Asbabun Nuzul surah Al-Mu’minun Ayat 1-10
Thursday, 28 April 2016
SUDUT HUKUM | Menurut Shubhi Al-Shalih, yang dikutip oleh
Ahmad Syadali dan Ahmad Rofi’i, definisi dari asbabun nuzul ialah:
Sesuatu yang dengan sebabnya turun suatu ayat atau beberapa ayat yang mengandung sebab itu, atau memberi jawaban terhadap sebab itu, atau menerangkan hukumnya pada masa terjadinya sebab tersebut.[1]
Definisi ini memberikan pengertian bahwa sebab
turun suatu ayat adakalanya berbentuk pertanyaan. Suatu ayat-ayat atau beberapa
ayat turun untuk menerangkan hal yang berhubungan dengan peristiwa tertentu
atau member jawaban terhadap pertanyaan tertentu.
Sebab turunnya ayat 1-11 surah Al-Mu’minun ini
menurut riwayat yang dikutip oleh Al-Maraghy bahwa sebagian sahabat bertanya
kepada Aisyah, “Bagaimana akhlak Rasulullah?” Aisyah menjawab, “Akhlak beliau
adalah Al-Qur'an.” Kemudian Aisyah membaca ayat: Qad aflaha al-mu’minun sampai
wa al-ladzina hum ’ala shalawatihim yuhafizhun, lalu berkata, “Demikianlah
akhlak Rasulullah SAW.”[2]
Sedangkan Ibn Katsir selain riwayat di atas
juga mengutip hadits yang diriwayatkan oleh Imam Ahmad dari Umar Ibn Khattab.
Dia berkata, “Apabila turun kepada Rasulullah sesuatu wahyu terdengarlah di
sampingnya suara seperti denging lebah. Kami diam sejenak kemudian beliau
menghadap kiblat. Mengangkat kedua tangannya, lalu berdoa:
Ya Allah, berilah tambahan kepada kami dan janganlah engkau menguranginya. Muliakanlah kami dan jangan engkau hinakan. Berilah kami rezeki dan janganlah engkau tolak. Utamakanlah kami dan jangan engkau menyisihkan kami. Ridhailah kami dan jadikanlah kami ridha. Kemudian beliau bersabda, “Sesungguhnya Allah telah menurunkan kepadaku 10 ayat.
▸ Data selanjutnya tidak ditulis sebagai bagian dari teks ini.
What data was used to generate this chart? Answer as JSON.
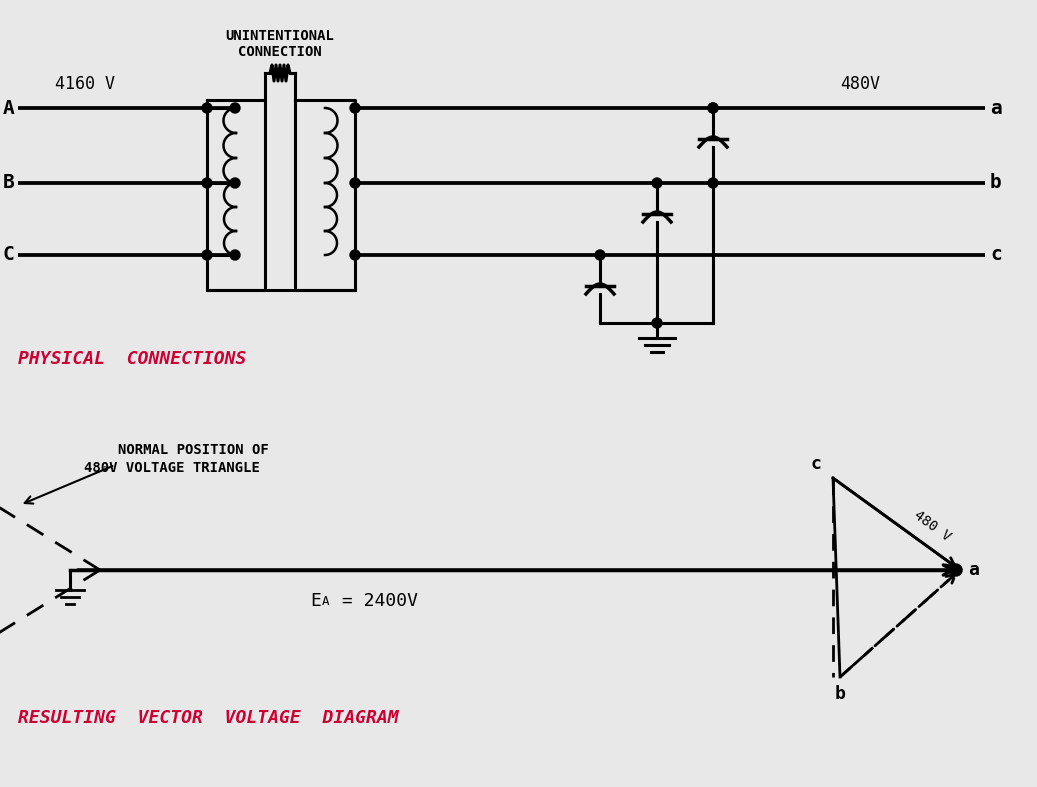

Barangsiapa yang mengamalkannya, maka dia masuk surga.”
Kemudian beliau membaca ayat qad aflaha al-mu’minun.
Beliau membaca sampai selesai 10 ayat.
Jadi, menurut dua riwayat di atas tersebut
tidak ada sebab khusus diturunkannya ayat Al-Mu’minun ayat 1-11. Untuk
memperteguh iman dan juga memberi kabar bahagia bagi orang-orang yang
meyakininya merupakan ciri khas dari surat makkiyah ini.
[1]
Ahmad
Syadali dan Ahmad Rofi’i, Ulumul
Qur’an,
(Bandung: CV. Pustaka Setia, 2006), hlm. 89-90.
[2]
Ahmad
Musthafa Al-Maraghiy, Tafsir Al-Maraghiy, terj. Hery Noer Ali,
(Semarang: Toha Putra, 1989), hlm. 1. Hal ini juga dapat dilihat dalam Muhammad
Nasib Ar-Rifa’i, Taisiru Al-Aliyyul Qadir Li Ikhtishari Tafsir Ibn Katsir,
terj. Syihabuddin, (Jakarta: Gema Insani Press, 1999), hlm. 407.